1) I always put head bumper on my paint. Because she has a nasty habit of throwing her head up and with her height coupled with long neck she may easily hit the ceiling. I never put head bumper on my qh because it's simply not needed.

2) I need 2nd person to load my paint (because I have to tie her inside), I can unload her myself by unhooking her halter through the window and then open half of the door and put the rope on before I let her out. Mind you I have slant, so she can turn and wait for me to open the door (which she does).

3) Most of the times horses are too busy in trailer to keep the balance, so they don't have much of an option to go wild (and adding a hay and (if possible) open window really keep them occupied).

Good luck!
I read through a bunch of posts yesterday on trailering. I read some helpful issues, but most were directly related to a specific issue the handler was having.
This is a straight load, so they will need to back out. Should I go through the emergency door and clip the lead, while someone opens the back door?

I will exude confidence but i'll probably be shaking, lol. I trust my horses, they are both awesome. I just don't know much about trailering. I really want them to become pros at it so its not an issue after a while.

Should I buy shipping boots for both? That's quite expensive. If not, what if I just wrap their legs with polos?
     
    10-17-2011, 12:03 PM
  #5
Showing
Shipping boots didn't work well for me, frankly. My paint managed to step on and pull them off constantly. So I went with shipping wraps + bell boots on front. Still not cheap. I don't know about polo wraps so will leave it for someone else to answer.

So did they load ever or you have to teach them?
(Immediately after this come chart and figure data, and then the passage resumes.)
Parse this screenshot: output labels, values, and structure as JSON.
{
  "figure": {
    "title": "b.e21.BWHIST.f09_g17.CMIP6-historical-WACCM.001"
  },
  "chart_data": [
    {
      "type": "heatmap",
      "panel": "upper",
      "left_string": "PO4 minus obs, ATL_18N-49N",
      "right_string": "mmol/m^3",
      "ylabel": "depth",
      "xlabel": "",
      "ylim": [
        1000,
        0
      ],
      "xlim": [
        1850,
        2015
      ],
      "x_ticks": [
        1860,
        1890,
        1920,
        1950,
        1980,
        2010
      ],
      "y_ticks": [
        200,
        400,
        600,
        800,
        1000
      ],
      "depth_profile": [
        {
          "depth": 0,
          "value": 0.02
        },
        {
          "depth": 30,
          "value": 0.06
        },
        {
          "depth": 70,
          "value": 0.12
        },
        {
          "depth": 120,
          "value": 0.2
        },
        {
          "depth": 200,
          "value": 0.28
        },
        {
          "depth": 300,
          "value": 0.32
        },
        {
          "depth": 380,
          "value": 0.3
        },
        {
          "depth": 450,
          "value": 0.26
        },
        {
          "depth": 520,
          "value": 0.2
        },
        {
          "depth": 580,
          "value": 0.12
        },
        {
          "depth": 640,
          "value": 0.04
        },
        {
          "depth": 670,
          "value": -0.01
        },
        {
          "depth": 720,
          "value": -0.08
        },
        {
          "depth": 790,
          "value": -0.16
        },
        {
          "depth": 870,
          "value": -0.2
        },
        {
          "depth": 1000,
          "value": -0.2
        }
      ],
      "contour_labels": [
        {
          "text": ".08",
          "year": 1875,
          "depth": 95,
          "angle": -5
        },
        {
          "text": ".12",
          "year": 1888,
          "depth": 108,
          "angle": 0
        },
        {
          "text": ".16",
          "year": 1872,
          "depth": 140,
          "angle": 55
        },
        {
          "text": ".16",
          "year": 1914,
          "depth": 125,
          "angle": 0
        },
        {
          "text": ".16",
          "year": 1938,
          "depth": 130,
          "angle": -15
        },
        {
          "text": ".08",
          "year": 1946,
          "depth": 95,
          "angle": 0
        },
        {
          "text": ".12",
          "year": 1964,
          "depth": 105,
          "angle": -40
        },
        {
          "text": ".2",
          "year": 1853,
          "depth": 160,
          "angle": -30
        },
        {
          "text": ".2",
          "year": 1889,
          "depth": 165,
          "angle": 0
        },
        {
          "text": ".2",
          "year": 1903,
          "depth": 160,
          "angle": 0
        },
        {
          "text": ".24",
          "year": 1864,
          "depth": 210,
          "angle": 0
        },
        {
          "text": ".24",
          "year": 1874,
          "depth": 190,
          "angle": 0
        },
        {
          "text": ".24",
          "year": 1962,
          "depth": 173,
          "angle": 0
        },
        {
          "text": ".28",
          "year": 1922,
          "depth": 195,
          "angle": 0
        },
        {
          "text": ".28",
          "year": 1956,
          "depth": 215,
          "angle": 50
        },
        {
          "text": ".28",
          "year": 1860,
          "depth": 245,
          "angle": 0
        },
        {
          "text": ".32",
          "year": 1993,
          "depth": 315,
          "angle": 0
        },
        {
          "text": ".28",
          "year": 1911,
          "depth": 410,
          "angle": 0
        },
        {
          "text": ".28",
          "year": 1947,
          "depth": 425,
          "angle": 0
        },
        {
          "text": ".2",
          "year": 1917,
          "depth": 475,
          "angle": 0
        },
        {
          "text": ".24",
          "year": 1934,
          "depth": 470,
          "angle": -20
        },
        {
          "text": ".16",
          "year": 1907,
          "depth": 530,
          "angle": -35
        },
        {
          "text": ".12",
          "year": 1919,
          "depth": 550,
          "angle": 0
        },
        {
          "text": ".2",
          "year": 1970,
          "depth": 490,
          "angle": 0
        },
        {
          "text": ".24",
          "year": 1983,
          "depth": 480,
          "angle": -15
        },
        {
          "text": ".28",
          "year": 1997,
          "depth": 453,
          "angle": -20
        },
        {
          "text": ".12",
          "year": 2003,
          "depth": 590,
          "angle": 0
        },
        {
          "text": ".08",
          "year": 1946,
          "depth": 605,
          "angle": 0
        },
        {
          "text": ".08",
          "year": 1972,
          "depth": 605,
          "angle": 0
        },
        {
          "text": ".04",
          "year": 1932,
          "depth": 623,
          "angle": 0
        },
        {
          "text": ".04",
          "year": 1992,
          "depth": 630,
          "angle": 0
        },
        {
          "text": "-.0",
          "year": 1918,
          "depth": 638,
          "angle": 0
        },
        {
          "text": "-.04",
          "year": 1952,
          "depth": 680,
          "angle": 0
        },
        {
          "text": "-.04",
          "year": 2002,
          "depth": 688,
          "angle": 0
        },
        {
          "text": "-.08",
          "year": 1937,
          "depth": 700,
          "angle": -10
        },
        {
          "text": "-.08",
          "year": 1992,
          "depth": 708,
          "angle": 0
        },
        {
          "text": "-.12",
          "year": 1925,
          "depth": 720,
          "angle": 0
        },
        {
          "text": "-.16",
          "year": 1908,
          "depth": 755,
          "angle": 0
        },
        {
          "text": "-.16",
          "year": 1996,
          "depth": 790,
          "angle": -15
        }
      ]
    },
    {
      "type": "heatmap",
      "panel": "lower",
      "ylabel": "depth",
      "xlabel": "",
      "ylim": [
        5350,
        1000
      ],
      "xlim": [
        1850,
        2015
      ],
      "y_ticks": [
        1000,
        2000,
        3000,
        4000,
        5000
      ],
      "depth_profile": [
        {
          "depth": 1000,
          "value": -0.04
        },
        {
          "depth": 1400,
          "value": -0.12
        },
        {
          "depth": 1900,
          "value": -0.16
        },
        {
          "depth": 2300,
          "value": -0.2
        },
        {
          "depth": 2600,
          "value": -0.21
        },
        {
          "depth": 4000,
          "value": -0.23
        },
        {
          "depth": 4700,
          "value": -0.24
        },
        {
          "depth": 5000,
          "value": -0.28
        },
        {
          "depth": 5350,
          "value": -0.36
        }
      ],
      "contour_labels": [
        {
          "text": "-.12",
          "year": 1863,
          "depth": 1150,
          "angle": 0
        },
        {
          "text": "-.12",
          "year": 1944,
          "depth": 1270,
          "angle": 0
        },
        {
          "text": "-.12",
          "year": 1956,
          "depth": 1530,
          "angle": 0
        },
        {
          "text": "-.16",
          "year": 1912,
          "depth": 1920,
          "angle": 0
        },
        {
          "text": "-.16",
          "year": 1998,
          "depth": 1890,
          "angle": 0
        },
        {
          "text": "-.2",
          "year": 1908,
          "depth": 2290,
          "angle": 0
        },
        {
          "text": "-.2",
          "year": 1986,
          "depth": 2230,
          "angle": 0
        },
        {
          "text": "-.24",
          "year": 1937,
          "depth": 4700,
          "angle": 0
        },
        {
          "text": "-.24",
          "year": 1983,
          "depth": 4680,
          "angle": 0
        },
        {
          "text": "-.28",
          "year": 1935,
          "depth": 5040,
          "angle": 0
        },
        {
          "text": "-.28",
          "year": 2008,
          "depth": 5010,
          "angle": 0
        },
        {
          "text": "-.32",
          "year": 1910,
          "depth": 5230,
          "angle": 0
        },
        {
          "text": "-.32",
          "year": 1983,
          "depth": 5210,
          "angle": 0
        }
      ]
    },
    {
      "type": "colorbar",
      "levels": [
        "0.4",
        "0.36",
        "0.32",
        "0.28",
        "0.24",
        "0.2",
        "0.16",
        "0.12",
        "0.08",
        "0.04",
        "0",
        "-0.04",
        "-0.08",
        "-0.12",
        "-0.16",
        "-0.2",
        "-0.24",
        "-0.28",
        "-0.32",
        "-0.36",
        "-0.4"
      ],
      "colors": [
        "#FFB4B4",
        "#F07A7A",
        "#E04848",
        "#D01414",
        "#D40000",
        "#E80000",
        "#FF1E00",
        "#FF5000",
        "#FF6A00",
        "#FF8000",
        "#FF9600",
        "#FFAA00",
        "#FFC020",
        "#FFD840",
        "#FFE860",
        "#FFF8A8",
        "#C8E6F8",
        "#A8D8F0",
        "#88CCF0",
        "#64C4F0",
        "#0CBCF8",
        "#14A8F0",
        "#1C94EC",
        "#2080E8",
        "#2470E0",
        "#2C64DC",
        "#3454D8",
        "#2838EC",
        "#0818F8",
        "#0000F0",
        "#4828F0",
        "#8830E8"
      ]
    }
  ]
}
If they had loading experience and calm horses I doubt you should have any problem. The way my neighbor does it (I have slant, so I do it differently), she walks the horse in, and while I keep the lead standing on front she close the back doors. Then we tie the rope. Horse usually is just busy with the hay right away. No fuss. :)
     
    10-18-2011, 06:35 PM
  #6
Trained
I trailer alone all the time. I just send my horse into the trailer and put the butt bar up behind him.
     
    10-19-2011, 01:15 AM
  #7
Green Broke
Can't answer the straight pull questions for you but for the rest.
-Borrow someone's horse that doesn't have issue loading, load them in first then one of your horses. Do this several times until your horses just jump right in.
-No matter how nervous you are act like there isn't going to be a problem loading and likely your horse will go right in.
-Load them up, go for a short drive and bring them back. If you take them out to ride everytime some horses decide that means they have to work and so wont load.
-Try trailering without bumper caps first, only use them if your horse likes to dent the top of the trailer. Most horses figure out that steel on noggin hurts and only do it once or twice. Slow learners, stubborn mules and those that like to panic wont learn and need caps.
-Have someone show you the ropes on trailering by riding along while they drive. There are tricks to trailering to minimize your horses from getting tossed around. A forgiving horse will suffer quietly and still load. A non-forgiving horse quickly figures out you can't drive and wont load.